David Peter Wilcox (29 June 1930 - 8 December 2025) was a retired British Anglican bishop. He was the Bishop of Dorking, a suffragan bishop in the Diocese of Guildford.

==Early life and education==
Wilcox was educated at Northampton Grammar School and St John's College, Oxford. He married Pamela Hedges in 1956 and they had two sons and two daughters.

==Ordained ministry==
Ordained a deacon on Trinity Sunday (13 June) 1954 by Bertram Simpson, Bishop of Southwark, in Southwark Cathedral and a priest the following year, he began his career with a curacy at St Helier, St Peter (Bishop Andrewes Church) Hammersmith in the Southwark Diocese and was then successively: a lecturer at Lincoln Theological College; a USPG missionary in Bangalore; vicar of Great Gransden; and canon residentiary of Derby Cathedral. From 1977 to 1985, he was concurrently principal of Ripon College Cuddesdon and vicar of the Church of All Saints, Cuddesdon.

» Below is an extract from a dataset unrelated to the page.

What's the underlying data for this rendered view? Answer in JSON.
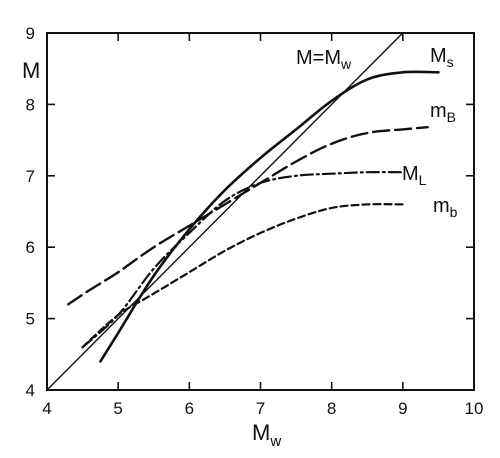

He was then appointed to the episcopate as Bishop suffragan of Dorking — a post he held from 1986 until 1995. He was ordained and consecrated a bishop (thereby taking up his suffragan See) on 30 January 1986, by Robert Runcie, Archbishop of Canterbury, at Southwark Cathedral. In retirement he continued to minister, as an honorary assistant bishop within the Diocese of Chichester.

Wilcox was criticised in 2007 for having failed to inform police of a case of child abuse involving a church choirmaster in 1990. This was one of several cases across the Church of England which led to Archbishop Rowan Williams announcing the Past Case Review, an exercise in which independent reviewers were appointed by each diocese to review files on clergy and other employees.

His son Pete Wilcox is Bishop of Sheffield.